In Schastlivaya Moskva (Happy Moscow)—a work that remained unfinished, in the dark heat of 1932—we encounter Moscow, the embodiment of the Soviet ideal; hale, muscular and bold. But it is her fate to plummet; literally, from a plane, where she parachutes and joins the ranks of workers excavating the Moscow metro (literally, descending from the great heights of the revolution and into its bloody belly). Here she is comingled, fatally, with the chthonic “fact” of the earth; her leg crushed beneath a collapsing mound of stone and soil. Again, Platonov’s attentiveness to the pit - the sucking void which connects (a tunnel of misery) the graves of history with an empty and alien future. Architectures abound, albeit in the negative - the fringed: from the dark tunnels of the metro to the disordered outskirts of the city; a periphery filled with junk, “empty trousers”, “jackets without wearers”; and - finally - the cramped, depressive workers’ housing to which Moscow is confined, its pipes rocking and thudding with the collective effluvia of its inhabitants. For every marble-clad, radiant metro, for every parade ground and aerodrome, there is a world of waste, rot and decay.
The Moscow Metro under construction, 1931 - 35
In 1934, Platonov was sent as part of a brigade of writers to Turkmenistan - to report on the progress of Sovietization. Aside from his “official” notebooks, there is Dzhan (Soul), perhaps his most mystical and obscure novella. Here, the body is at its lowest ebb; where characters - in the midst of this vast and stony desert - appease their hunger with blades of grass, and drink the scant dew in handfuls of sand. Chagataev, the missionary-like character who comes to build “a happy world of bliss” in this place, fails in this mission; for it has no substance - an anti-architecture of dunes, rock, dead grass and dry earth. In this “blasted” landscape, the small huts they prepare - the “foundations” of the “world of bliss” - become graves, and places of existential agony and longing.

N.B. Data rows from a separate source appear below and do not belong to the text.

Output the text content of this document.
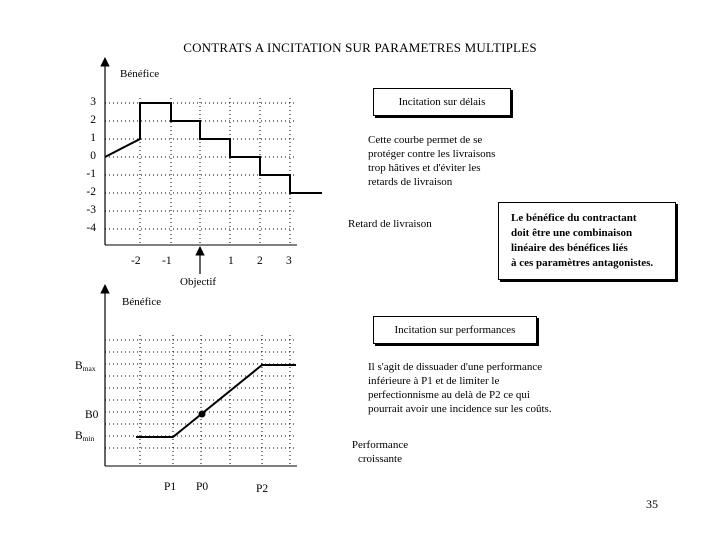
CONTRATS A INCITATION SUR PARAMETRES MULTIPLES
Bénéfice
3
2
1
0
-1
-2
-3
-4
-2 -1	1 2 3
Objectif
Incitation sur délais
Cette courbe permet de se
protéger contre les livraisons
trop hâtives et d'éviter les
retards de livraison
Retard de livraison	Le bénéfice du contractant
doit être une combinaison
linéaire des bénéfices liés
à ces paramètres antagonistes.
Bénéfice
$B_{max}$
B0
$B_{min}$
P1 P0	P2
Incitation sur performances
Il s'agit de dissuader d'une performance
inférieure à P1 et de limiter le
perfectionnisme au delà de P2 ce qui
pourrait avoir une incidence sur les coûts.
Performance
croissante
35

In the 1930s, the Soviets employed local women to put poison in rodent burrowsN. D. MITROFANOV / NATURAL NIDALITY OF TRANSMISSIBLE DISEASES / UNIVERSITY OF ILLINOIS PRESS
Architecture is the coalescing of energies, trajectories and accelerations. Each built thing takes away and gives back, though rarely with a proportional and satisfying balance. Maybe this is what applied Platonovism might look like; a cautious reminder to build for the soul.